The fancy term for this next post on singing loudly is called vocal placement. However, being the literalist that I am, I try to be a little more specific.

Most folks do not know how to raise their soft palate. Unfortunately, it is indispensable in order to sing loudly. The soft palate is what gives the opera singer the edge in out-singing a pop stylist. Incidentally, the soft palate also makes possible the ability to sing higher. If you do not raise your soft palate when you sing, you will not be able to transition into the higher part of your possible range. You won’t be able to sing as high. Controlling the soft palate is crazy important. Here’s an interesting composite of different vocal styles: This performance always makes me smile. I love that high note Pavarotti sings (“AHHHHHLLLLL for one”).

Where the Soft Palate Is Located

The first thing I teach my singers is where to find the soft palate. I tell them to stick their tongue to the roof of their mouth. “See how the roof of your mouth is hard?” I ask them. “That is called your hard palate. . .because it’s hard.”

Then, I tell my singers to move their tongue to the top-back of their mouth to where it gets soft and squishy. “The soft and squishy part is called the soft palate. . .because it’s soft.”

Demonstrate the Difference in Sound

I then show the singers the difference between singing a note with a lowered soft palate and a raised soft palate. Lowered soft palate singing sounds very nasal and twangy. Raised soft palate singing sounds very spacious and warm.*

How to Raise the Soft Palate

Teaching singers to raise their soft palate is very easy. Tell them to yawn. When a singer yawns, they automatically raise their soft palate. They get the feeling of space in the back of the mouth.

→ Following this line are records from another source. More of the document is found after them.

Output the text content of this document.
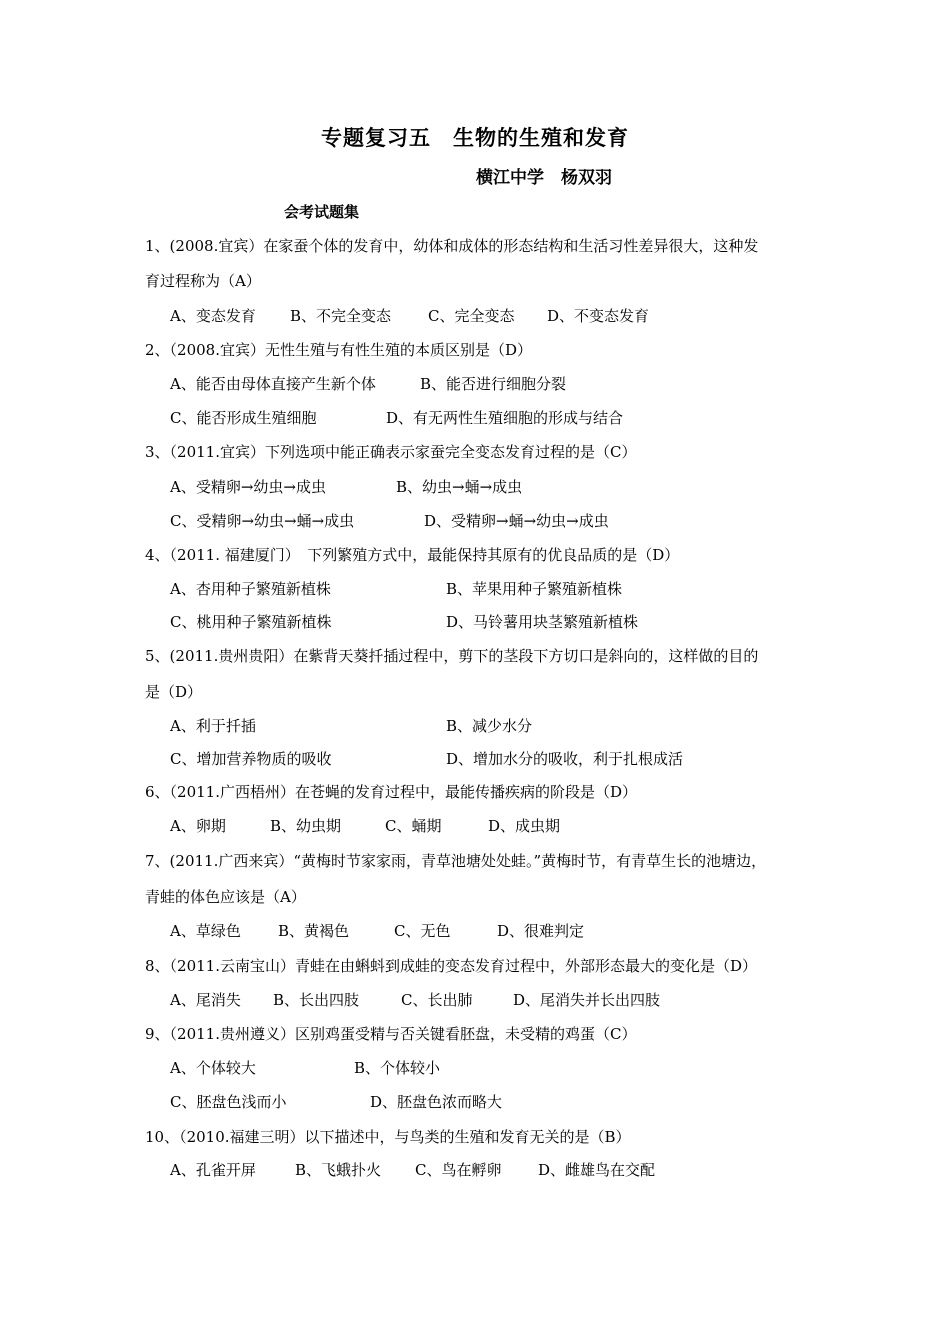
专题复习五　生物的生殖和发育
横江中学　杨双羽
会考试题集
1、(2008.宜宾）在家蚕个体的发育中，幼体和成体的形态结构和生活习性差异很大，这种发
育过程称为（A）
A、变态发育 B、不完全变态 C、完全变态 D、不变态发育
2、（2008.宜宾）无性生殖与有性生殖的本质区别是（D）
A、能否由母体直接产生新个体	B、能否进行细胞分裂
C、能否形成生殖细胞	D、有无两性生殖细胞的形成与结合
3、（2011.宜宾）下列选项中能正确表示家蚕完全变态发育过程的是（C）
A、受精卵→幼虫→成虫	B、幼虫→蛹→成虫
C、受精卵→幼虫→蛹→成虫	D、受精卵→蛹→幼虫→成虫
4、（2011. 福建厦门）　下列繁殖方式中，最能保持其原有的优良品质的是（D）
A、杏用种子繁殖新植株	B、苹果用种子繁殖新植株
C、桃用种子繁殖新植株	D、马铃薯用块茎繁殖新植株
5、(2011.贵州贵阳）在紫背天葵扦插过程中，剪下的茎段下方切口是斜向的，这样做的目的
是（D）
A、利于扦插	B、减少水分
C、增加营养物质的吸收	D、增加水分的吸收，利于扎根成活
6、（2011.广西梧州）在苍蝇的发育过程中，最能传播疾病的阶段是（D）
A、卵期	B、幼虫期	C、蛹期	D、成虫期
7、(2011.广西来宾）“黄梅时节家家雨，青草池塘处处蛙。”黄梅时节，有青草生长的池塘边，
青蛙的体色应该是（A）
A、草绿色 B、黄褐色	C、无色	D、很难判定
8、（2011.云南宝山）青蛙在由蝌蚪到成蛙的变态发育过程中，外部形态最大的变化是（D）
A、尾消失 B、长出四肢	C、长出肺	D、尾消失并长出四肢
9、（2011.贵州遵义）区别鸡蛋受精与否关键看胚盘，未受精的鸡蛋（C）
A、个体较大	B、个体较小
C、胚盘色浅而小	D、胚盘色浓而略大
10、（2010.福建三明）以下描述中，与鸟类的生殖和发育无关的是（B）
A、孔雀开屏	B、飞蛾扑火 C、鸟在孵卵 D、雌雄鸟在交配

Tell the singers you want 25% of a yawn. That generally gets you a balanced sound (i.e. one that’s not too swallowed or too nasal). For a training exercise, I use a five note descending scale on the “Ah” vowel starting on the fifth scale degree (sol) and going down to the first (do).  For fun, I will sometimes have them switch between minor scales and major scales. I progressively restart the scale a half-step higher until my singers get toward the top of their range.

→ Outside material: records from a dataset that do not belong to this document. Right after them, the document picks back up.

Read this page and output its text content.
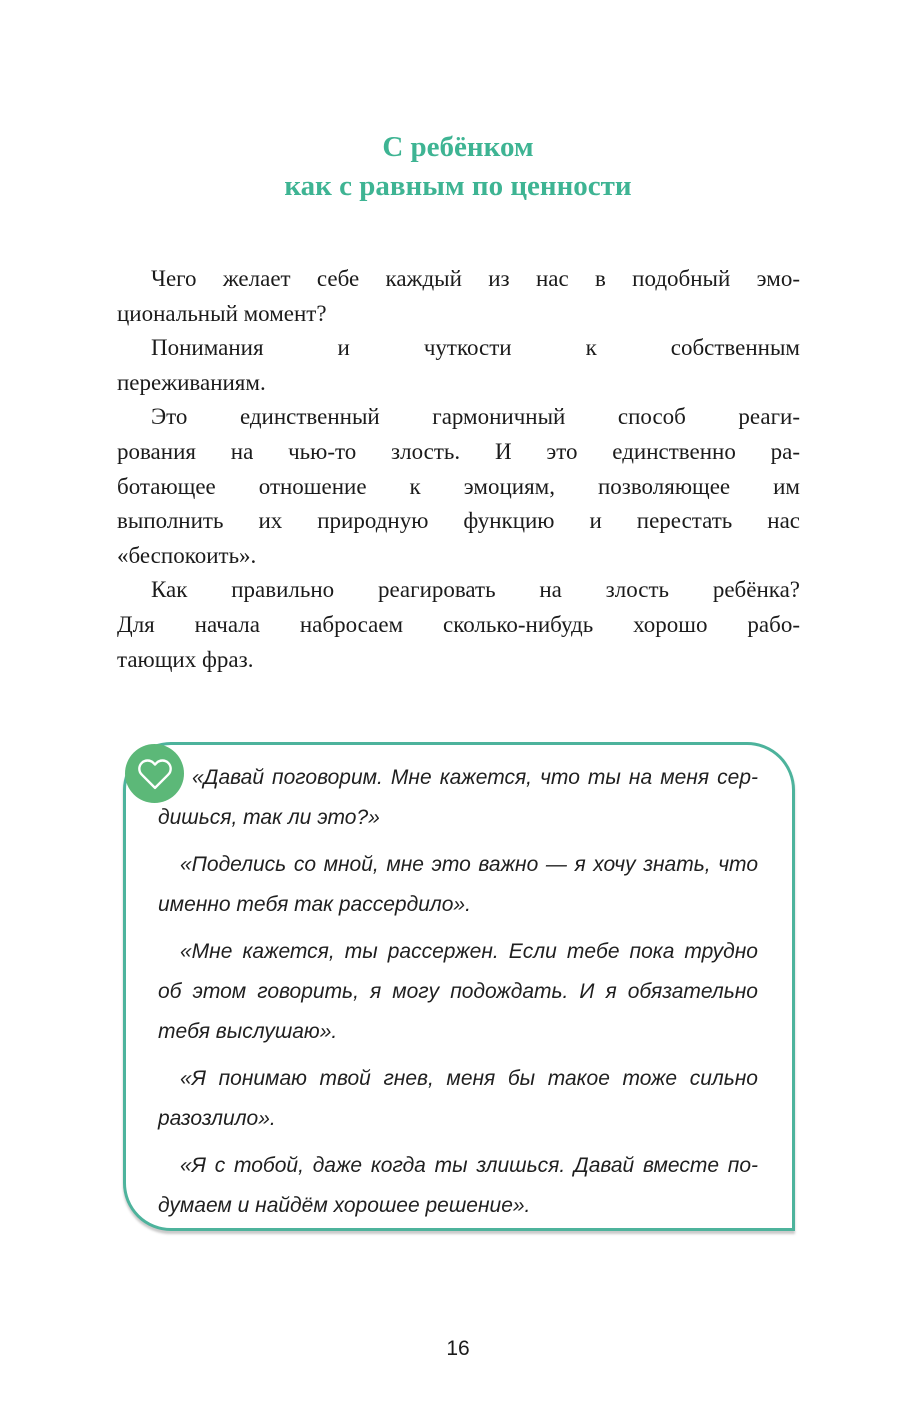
С ребёнком
как с равным по ценности

Чего желает себе каждый из нас в подобный эмо-
циональный момент?

Понимания и чуткости к собственным
переживаниям.

Это единственный гармоничный способ реаги-
рования на чью-то злость. И это единственно ра-
ботающее отношение к эмоциям, позволяющее им
выполнить их природную функцию и перестать нас
«беспокоить».

Как правильно реагировать на злость ребёнка?
Для начала набросаем сколько-нибудь хорошо рабо-
тающих фраз.

«Давай поговорим. Мне кажется, что ты на меня сер-
дишься, так ли это?»

«Поделись со мной, мне это важно — я хочу знать, что
именно тебя так рассердило».

«Мне кажется, ты рассержен. Если тебе пока трудно
об этом говорить, я могу подождать. И я обязательно
тебя выслушаю».

«Я понимаю твой гнев, меня бы такое тоже сильно
разозлило».

«Я с тобой, даже когда ты злишься. Давай вместе по-
думаем и найдём хорошее решение».

16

It is imperative that singers learn how to raise and lower their soft palate at will. Their ability to sing high and loud depends on it. There is a second important part of placement wherein a singer needs to learn to “focus” the sound toward the mask of the face. That is a more advanced concept that I teach later. It is more important for singers to learn how to raise the soft palate first.

*Certain singing styles require a higher soft palate than others. Performing opera necessitates a very high soft palate. Country singers use a much lower soft palate. Jazz singers are somewhere in between. Regardless, one still needs to control the soft palate in order to be versatile.